Frustrating Queer's Antinormativity: Encounters With the Paedophile and the Child.
Summary
This thesis offers a counterargument against the idea that queer subjects need necessarily be antinormative. The thesis is rooted in contemporary critiques against antinormativity and shows how antinormativity is tied to a methodological stance of idealization that lacks theoretical curiosity about, as well as care capacities for, its objects of study. Using the child and the paedophile as case studies of the exclusionary work of idealized antinormativity, this thesis operationalizes a methodological stance of ambivalence to understand how these figures came to be seen as ineligible for integration into the queer canon.

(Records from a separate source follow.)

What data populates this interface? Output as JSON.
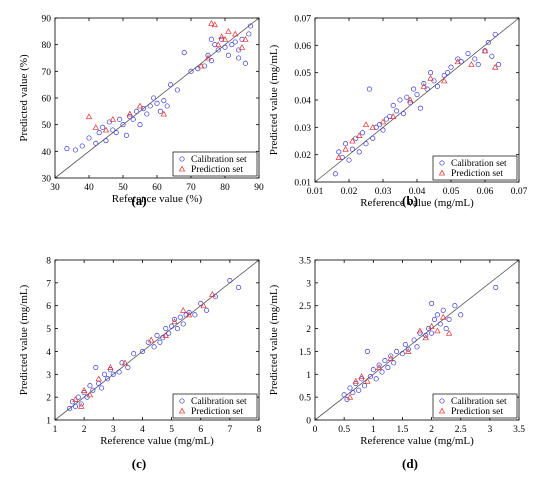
{
  "colors": {
    "calibration": "#3a3ad8",
    "prediction": "#e23030",
    "axis": "#000000",
    "line": "#555555"
  },
  "chart_data": [
    {
      "id": "a",
      "type": "scatter",
      "panel_label": "(a)",
      "xlabel": "Reference value (%)",
      "ylabel": "Predicted value (%)",
      "xlim": [
        30,
        90
      ],
      "ylim": [
        30,
        90
      ],
      "xticks": [
        30,
        40,
        50,
        60,
        70,
        80,
        90
      ],
      "yticks": [
        30,
        40,
        50,
        60,
        70,
        80,
        90
      ],
      "legend_position": "bottom-right",
      "series": [
        {
          "name": "Calibration set",
          "marker": "circle",
          "points": [
            [
              33.5,
              41
            ],
            [
              36,
              40.5
            ],
            [
              38,
              42
            ],
            [
              40,
              45
            ],
            [
              42,
              43
            ],
            [
              43,
              47
            ],
            [
              44,
              49
            ],
            [
              45,
              44
            ],
            [
              46,
              51
            ],
            [
              47,
              48
            ],
            [
              48,
              47
            ],
            [
              49,
              52
            ],
            [
              50,
              50
            ],
            [
              51,
              46
            ],
            [
              52,
              53
            ],
            [
              53,
              52
            ],
            [
              54,
              55
            ],
            [
              55,
              50
            ],
            [
              56,
              56
            ],
            [
              57,
              54
            ],
            [
              58,
              57
            ],
            [
              59,
              60
            ],
            [
              60,
              58
            ],
            [
              61,
              55
            ],
            [
              62,
              59
            ],
            [
              63,
              57
            ],
            [
              64,
              65
            ],
            [
              66,
              63
            ],
            [
              68,
              77
            ],
            [
              70,
              70
            ],
            [
              72,
              71
            ],
            [
              74,
              72
            ],
            [
              75,
              76
            ],
            [
              76,
              74
            ],
            [
              77,
              80
            ],
            [
              78,
              78
            ],
            [
              79,
              82
            ],
            [
              80,
              79
            ],
            [
              81,
              76
            ],
            [
              82,
              80
            ],
            [
              83,
              81
            ],
            [
              84,
              75
            ],
            [
              85,
              82
            ],
            [
              86,
              73
            ],
            [
              87,
              84
            ],
            [
              87.5,
              87
            ],
            [
              76,
              82
            ],
            [
              84,
              78
            ]
          ]
        },
        {
          "name": "Prediction set",
          "marker": "triangle",
          "points": [
            [
              40,
              53
            ],
            [
              42,
              49
            ],
            [
              45,
              48
            ],
            [
              47,
              52
            ],
            [
              52,
              54
            ],
            [
              55,
              57
            ],
            [
              62,
              54
            ],
            [
              73,
              72
            ],
            [
              75,
              75
            ],
            [
              76,
              88
            ],
            [
              77,
              87.5
            ],
            [
              78,
              80
            ],
            [
              79,
              83
            ],
            [
              80,
              82
            ],
            [
              81,
              85
            ],
            [
              83,
              84
            ],
            [
              85,
              79
            ],
            [
              86,
              82
            ]
          ]
        }
      ]
    },
    {
      "id": "b",
      "type": "scatter",
      "panel_label": "(b)",
      "xlabel": "Reference value (mg/mL)",
      "ylabel": "Predicted value (mg/mL)",
      "xlim": [
        0.01,
        0.07
      ],
      "ylim": [
        0.01,
        0.07
      ],
      "xticks": [
        0.01,
        0.02,
        0.03,
        0.04,
        0.05,
        0.06,
        0.07
      ],
      "yticks": [
        0.01,
        0.02,
        0.03,
        0.04,
        0.05,
        0.06,
        0.07
      ],
      "legend_position": "bottom-right",
      "series": [
        {
          "name": "Calibration set",
          "marker": "circle",
          "points": [
            [
              0.016,
              0.013
            ],
            [
              0.017,
              0.021
            ],
            [
              0.018,
              0.019
            ],
            [
              0.019,
              0.024
            ],
            [
              0.02,
              0.018
            ],
            [
              0.021,
              0.022
            ],
            [
              0.022,
              0.026
            ],
            [
              0.023,
              0.021
            ],
            [
              0.024,
              0.028
            ],
            [
              0.025,
              0.024
            ],
            [
              0.026,
              0.044
            ],
            [
              0.027,
              0.026
            ],
            [
              0.028,
              0.03
            ],
            [
              0.029,
              0.031
            ],
            [
              0.03,
              0.029
            ],
            [
              0.031,
              0.033
            ],
            [
              0.032,
              0.034
            ],
            [
              0.033,
              0.038
            ],
            [
              0.034,
              0.036
            ],
            [
              0.035,
              0.04
            ],
            [
              0.036,
              0.035
            ],
            [
              0.037,
              0.041
            ],
            [
              0.038,
              0.039
            ],
            [
              0.039,
              0.044
            ],
            [
              0.04,
              0.042
            ],
            [
              0.041,
              0.037
            ],
            [
              0.042,
              0.046
            ],
            [
              0.043,
              0.044
            ],
            [
              0.044,
              0.05
            ],
            [
              0.045,
              0.047
            ],
            [
              0.046,
              0.045
            ],
            [
              0.048,
              0.049
            ],
            [
              0.049,
              0.05
            ],
            [
              0.05,
              0.052
            ],
            [
              0.052,
              0.055
            ],
            [
              0.053,
              0.054
            ],
            [
              0.055,
              0.057
            ],
            [
              0.057,
              0.055
            ],
            [
              0.058,
              0.053
            ],
            [
              0.06,
              0.058
            ],
            [
              0.061,
              0.061
            ],
            [
              0.062,
              0.056
            ],
            [
              0.063,
              0.064
            ],
            [
              0.064,
              0.053
            ]
          ]
        },
        {
          "name": "Prediction set",
          "marker": "triangle",
          "points": [
            [
              0.017,
              0.019
            ],
            [
              0.019,
              0.022
            ],
            [
              0.021,
              0.025
            ],
            [
              0.023,
              0.027
            ],
            [
              0.025,
              0.031
            ],
            [
              0.027,
              0.03
            ],
            [
              0.03,
              0.032
            ],
            [
              0.033,
              0.034
            ],
            [
              0.038,
              0.04
            ],
            [
              0.042,
              0.045
            ],
            [
              0.044,
              0.048
            ],
            [
              0.048,
              0.047
            ],
            [
              0.052,
              0.054
            ],
            [
              0.056,
              0.053
            ],
            [
              0.06,
              0.058
            ],
            [
              0.063,
              0.052
            ]
          ]
        }
      ]
    },
    {
      "id": "c",
      "type": "scatter",
      "panel_label": "(c)",
      "xlabel": "Reference value (mg/mL)",
      "ylabel": "Predicted value (mg/mL)",
      "xlim": [
        1,
        8
      ],
      "ylim": [
        1,
        8
      ],
      "xticks": [
        1,
        2,
        3,
        4,
        5,
        6,
        7,
        8
      ],
      "yticks": [
        1,
        2,
        3,
        4,
        5,
        6,
        7,
        8
      ],
      "legend_position": "bottom-right",
      "series": [
        {
          "name": "Calibration set",
          "marker": "circle",
          "points": [
            [
              1.5,
              1.5
            ],
            [
              1.6,
              1.8
            ],
            [
              1.7,
              1.6
            ],
            [
              1.8,
              2.0
            ],
            [
              1.9,
              1.7
            ],
            [
              2.0,
              2.2
            ],
            [
              2.1,
              2.0
            ],
            [
              2.2,
              2.5
            ],
            [
              2.3,
              2.3
            ],
            [
              2.4,
              3.3
            ],
            [
              2.5,
              2.6
            ],
            [
              2.6,
              2.4
            ],
            [
              2.7,
              3.0
            ],
            [
              2.8,
              2.8
            ],
            [
              2.9,
              3.2
            ],
            [
              3.0,
              3.0
            ],
            [
              3.2,
              3.1
            ],
            [
              3.3,
              3.5
            ],
            [
              3.5,
              3.3
            ],
            [
              3.7,
              3.9
            ],
            [
              4.0,
              4.0
            ],
            [
              4.2,
              4.4
            ],
            [
              4.4,
              4.2
            ],
            [
              4.5,
              4.7
            ],
            [
              4.6,
              4.4
            ],
            [
              4.7,
              4.6
            ],
            [
              4.8,
              5.0
            ],
            [
              4.9,
              4.8
            ],
            [
              5.0,
              5.1
            ],
            [
              5.1,
              5.4
            ],
            [
              5.2,
              5.0
            ],
            [
              5.3,
              5.5
            ],
            [
              5.4,
              5.2
            ],
            [
              5.5,
              5.6
            ],
            [
              5.6,
              5.7
            ],
            [
              5.8,
              5.6
            ],
            [
              6.0,
              6.1
            ],
            [
              6.2,
              5.8
            ],
            [
              6.5,
              6.4
            ],
            [
              7.0,
              7.1
            ],
            [
              7.3,
              6.8
            ]
          ]
        },
        {
          "name": "Prediction set",
          "marker": "triangle",
          "points": [
            [
              1.7,
              1.9
            ],
            [
              1.9,
              1.6
            ],
            [
              2.0,
              2.3
            ],
            [
              2.2,
              2.1
            ],
            [
              2.5,
              2.8
            ],
            [
              2.9,
              3.3
            ],
            [
              3.4,
              3.5
            ],
            [
              4.3,
              4.5
            ],
            [
              4.8,
              4.7
            ],
            [
              5.1,
              5.3
            ],
            [
              5.4,
              5.8
            ],
            [
              5.6,
              5.6
            ],
            [
              6.1,
              6.0
            ],
            [
              6.4,
              6.5
            ]
          ]
        }
      ]
    },
    {
      "id": "d",
      "type": "scatter",
      "panel_label": "(d)",
      "xlabel": "Reference value (mg/mL)",
      "ylabel": "Predicted value (mg/mL)",
      "xlim": [
        0,
        3.5
      ],
      "ylim": [
        0,
        3.5
      ],
      "xticks": [
        0,
        0.5,
        1,
        1.5,
        2,
        2.5,
        3,
        3.5
      ],
      "yticks": [
        0,
        0.5,
        1,
        1.5,
        2,
        2.5,
        3,
        3.5
      ],
      "legend_position": "bottom-right",
      "series": [
        {
          "name": "Calibration set",
          "marker": "circle",
          "points": [
            [
              0.5,
              0.55
            ],
            [
              0.55,
              0.45
            ],
            [
              0.6,
              0.7
            ],
            [
              0.65,
              0.6
            ],
            [
              0.7,
              0.8
            ],
            [
              0.75,
              0.65
            ],
            [
              0.8,
              0.9
            ],
            [
              0.85,
              0.75
            ],
            [
              0.9,
              1.5
            ],
            [
              0.95,
              0.95
            ],
            [
              1.0,
              1.1
            ],
            [
              1.05,
              0.9
            ],
            [
              1.1,
              1.2
            ],
            [
              1.15,
              1.05
            ],
            [
              1.2,
              1.3
            ],
            [
              1.25,
              1.15
            ],
            [
              1.3,
              1.4
            ],
            [
              1.35,
              1.25
            ],
            [
              1.4,
              1.5
            ],
            [
              1.5,
              1.45
            ],
            [
              1.55,
              1.65
            ],
            [
              1.6,
              1.55
            ],
            [
              1.7,
              1.75
            ],
            [
              1.75,
              1.6
            ],
            [
              1.8,
              1.9
            ],
            [
              1.9,
              1.85
            ],
            [
              1.95,
              2.0
            ],
            [
              2.0,
              1.9
            ],
            [
              2.05,
              2.2
            ],
            [
              2.1,
              2.3
            ],
            [
              2.15,
              2.1
            ],
            [
              2.2,
              2.4
            ],
            [
              2.25,
              2.0
            ],
            [
              2.3,
              2.2
            ],
            [
              2.4,
              2.5
            ],
            [
              2.5,
              2.3
            ],
            [
              3.1,
              2.9
            ],
            [
              2.0,
              2.55
            ]
          ]
        },
        {
          "name": "Prediction set",
          "marker": "triangle",
          "points": [
            [
              0.6,
              0.5
            ],
            [
              0.7,
              0.85
            ],
            [
              0.8,
              0.95
            ],
            [
              0.9,
              0.85
            ],
            [
              1.1,
              1.15
            ],
            [
              1.3,
              1.35
            ],
            [
              1.6,
              1.5
            ],
            [
              1.8,
              1.95
            ],
            [
              1.9,
              1.8
            ],
            [
              2.0,
              2.05
            ],
            [
              2.1,
              1.95
            ],
            [
              2.2,
              2.25
            ],
            [
              2.3,
              1.9
            ]
          ]
        }
      ]
    }
  ]
}
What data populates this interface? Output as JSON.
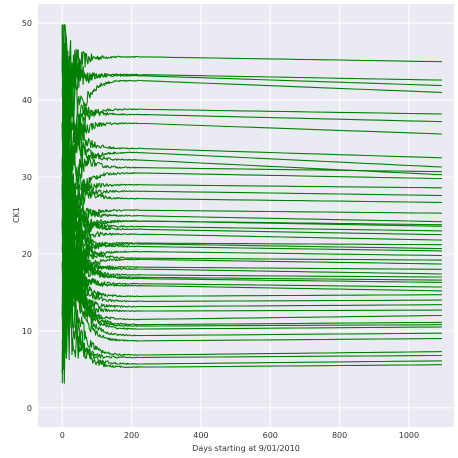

What the child and the paedophile share is that they elide the forms they are disciplined into. From the simultaneity of within as well as beyond signifying forms, it becomes possible to as what work the child and the paedophile do for both queer theory and social order at large. The child signifies beyond the normative Child, which has provided queer with its antinormative telos. The queer child is mobilized in which queer indicates the immanence of queerness to the child, even within the social and Symbolic structures that deny the child its queerness. The paedophile signifies beyond itself by being part of a much more general mode of sexual attachment called paedophilia. The paranoia with which one’s own – including queer’s – paedophilia must be displaced into the figure of the paedophile installs paranoia as one of the defence mechanisms against psychoanalytic sex. This thesis insists on the avowal of that paranoia such that the overwhelm leads to might reconfigure the self – not in the last place: the queer self – in new and refreshing ways.